Dresdner Polizei zieht positives Fazit zur BRN

Während der BRN unterstützten Einsatzkräfte der Sächsischen Bereitschaftspolizei die Dresdner Polizei. Zu den Schwerpunktzeiten waren bis zu 500 Beamte im Einsatz. Bislang musste die Polizei rund 50 Straftaten aufnehmen. +++

Bei den Straftaten handelt es sich beispielsweise um Körperverletzungen (10x), Sachbeschädigungen (9x), Widerstand gegen Vollstreckungsbeamte (4x) oder Verstößen gegen das Betäubungsmittelgesetz (5x). Zudem waren rund ein Dutzend Diebstähle von Handy und Portmonees auf dem Festgelände zu verzeichnen.

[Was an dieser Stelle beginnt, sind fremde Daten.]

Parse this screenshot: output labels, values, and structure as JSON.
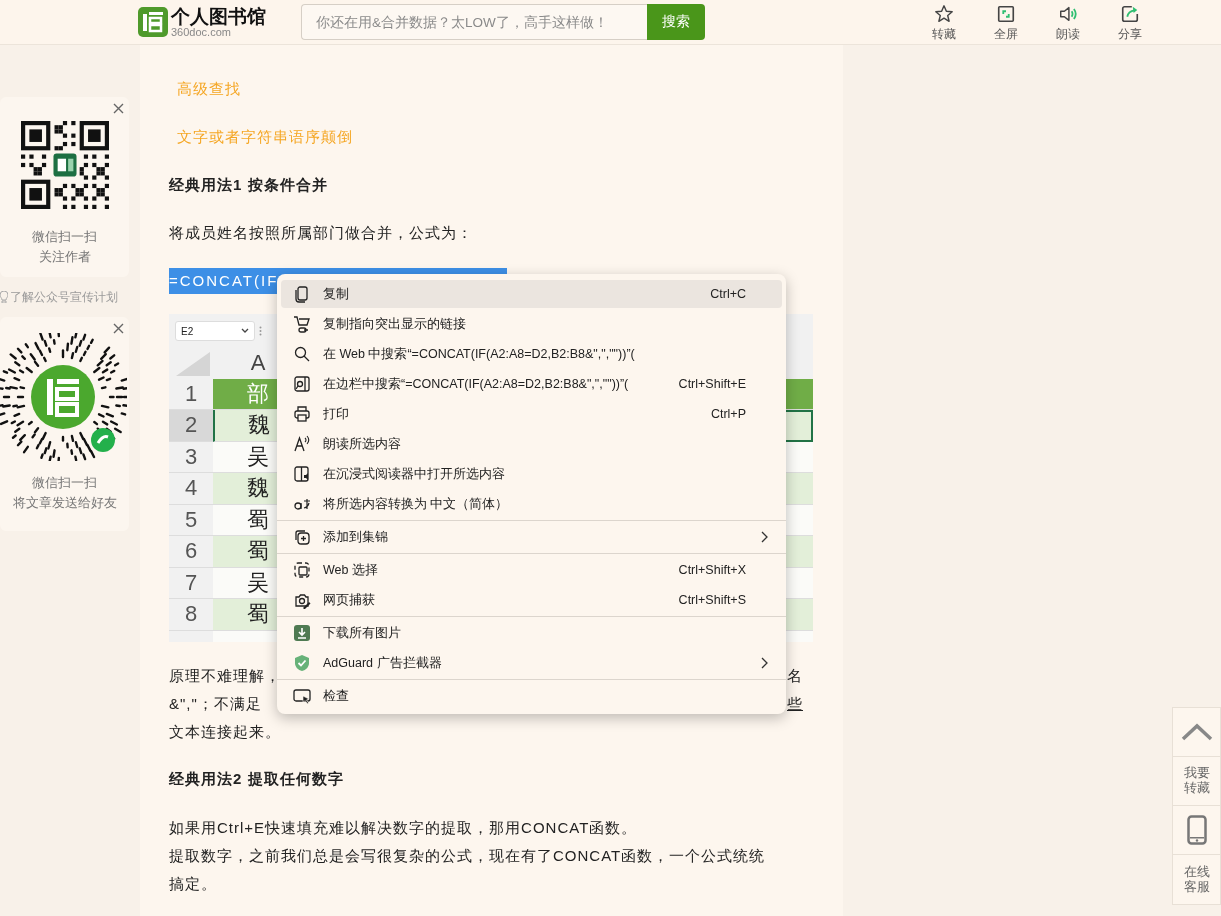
{
  "header": {
    "site_name": "个人图书馆",
    "domain": "360doc.com",
    "search": {
      "placeholder": "你还在用&合并数据？太LOW了，高手这样做！",
      "button": "搜索"
    },
    "actions": [
      {
        "label": "转藏",
        "kind": "star"
      },
      {
        "label": "全屏",
        "kind": "fullscreen"
      },
      {
        "label": "朗读",
        "kind": "speaker"
      },
      {
        "label": "分享",
        "kind": "share"
      }
    ]
  },
  "left_panels": [
    {
      "kind": "qr",
      "lines": [
        "微信扫一扫",
        "关注作者"
      ]
    },
    {
      "kind": "mini",
      "lines": [
        "微信扫一扫",
        "将文章发送给好友"
      ]
    }
  ],
  "promo_link": "了解公众号宣传计划",
  "article": {
    "links": [
      "高级查找",
      "文字或者字符串语序颠倒"
    ],
    "heading_1": "经典用法1 按条件合并",
    "intro": "将成员姓名按照所属部门做合并，公式为：",
    "selected_formula": "=CONCAT(IF",
    "sheet": {
      "name_box": "E2",
      "column": "A",
      "rows": [
        {
          "number": "1",
          "cell": "部",
          "selected": false
        },
        {
          "number": "2",
          "cell": "魏",
          "selected": true
        },
        {
          "number": "3",
          "cell": "吴",
          "selected": false
        },
        {
          "number": "4",
          "cell": "魏",
          "selected": false
        },
        {
          "number": "5",
          "cell": "蜀",
          "selected": false
        },
        {
          "number": "6",
          "cell": "蜀",
          "selected": false
        },
        {
          "number": "7",
          "cell": "吴",
          "selected": false
        },
        {
          "number": "8",
          "cell": "蜀",
          "selected": false
        }
      ]
    },
    "explanation_lines": [
      {
        "left": "原理不难理解，",
        "right": "名",
        "right_underlined": false
      },
      {
        "left": "&\",\"；不满足",
        "right": "些",
        "right_underlined": true
      },
      {
        "left": "文本连接起来。"
      }
    ],
    "heading_2": "经典用法2 提取任何数字",
    "paragraphs": [
      "如果用Ctrl+E快速填充难以解决数字的提取，那用CONCAT函数。",
      "提取数字，之前我们总是会写很复杂的公式，现在有了CONCAT函数，一个公式统统",
      "搞定。"
    ]
  },
  "context_menu": {
    "groups": [
      [
        {
          "label": "复制",
          "shortcut": "Ctrl+C",
          "selected": true
        },
        {
          "label": "复制指向突出显示的链接",
          "selected": false
        },
        {
          "label": "在 Web 中搜索“=CONCAT(IF(A2:A8=D2,B2:B8&\",\",\"\"))”(",
          "selected": false
        },
        {
          "label": "在边栏中搜索“=CONCAT(IF(A2:A8=D2,B2:B8&\",\",\"\"))”(",
          "shortcut": "Ctrl+Shift+E",
          "selected": false
        },
        {
          "label": "打印",
          "shortcut": "Ctrl+P",
          "selected": false
        },
        {
          "label": "朗读所选内容",
          "selected": false
        },
        {
          "label": "在沉浸式阅读器中打开所选内容",
          "selected": false
        },
        {
          "label": "将所选内容转换为 中文（简体）",
          "selected": false
        }
      ],
      [
        {
          "label": "添加到集锦",
          "submenu": true,
          "selected": false
        }
      ],
      [
        {
          "label": "Web 选择",
          "shortcut": "Ctrl+Shift+X",
          "selected": false
        },
        {
          "label": "网页捕获",
          "shortcut": "Ctrl+Shift+S",
          "selected": false
        }
      ],
      [
        {
          "label": "下载所有图片",
          "selected": false
        },
        {
          "label": "AdGuard 广告拦截器",
          "submenu": true,
          "selected": false
        }
      ],
      [
        {
          "label": "检查",
          "selected": false
        }
      ]
    ]
  },
  "float_bar": {
    "save": "我要转藏",
    "service": "在线客服"
  }
}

In der Nacht zum Samstag (gegen 00.30 Uhr) hatten mehrere Personen versucht, eine Straßenbahnhaltestelle am Bischofsweg zu beschädigen. Einsatzkräfte stellten vor Ort die Personalien von insgesamt 15 Personen fest und sprachen Platzverweise aus. Da einige der Männer diesen nicht nachkamen, mussten drei Personen in Gewahrsam genommen werden. Zwei weitere Männer (18/20) leisteten bei den polizeilichen Maßnahmen Widerstand und müssen sich nun strafrechtlich verantworten.

In der Nacht zum Sonntag, gegen Mitternacht, kam es an der Königsbrücker Straße zu einer Auseinandersetzung zwischen mehreren Personen. Zwei Geschädigte mussten zur Behandlung in ein Krankenhaus gebracht werden. Polizeibeamte konnten den Tatverdächtigen noch vor Ort stellen. Er stand erheblich unter Alkoholeinfluss (Atemalkoholtest: 1,56 Promille). Der Mann muss sich nun wegen Körperverletzung verantworten.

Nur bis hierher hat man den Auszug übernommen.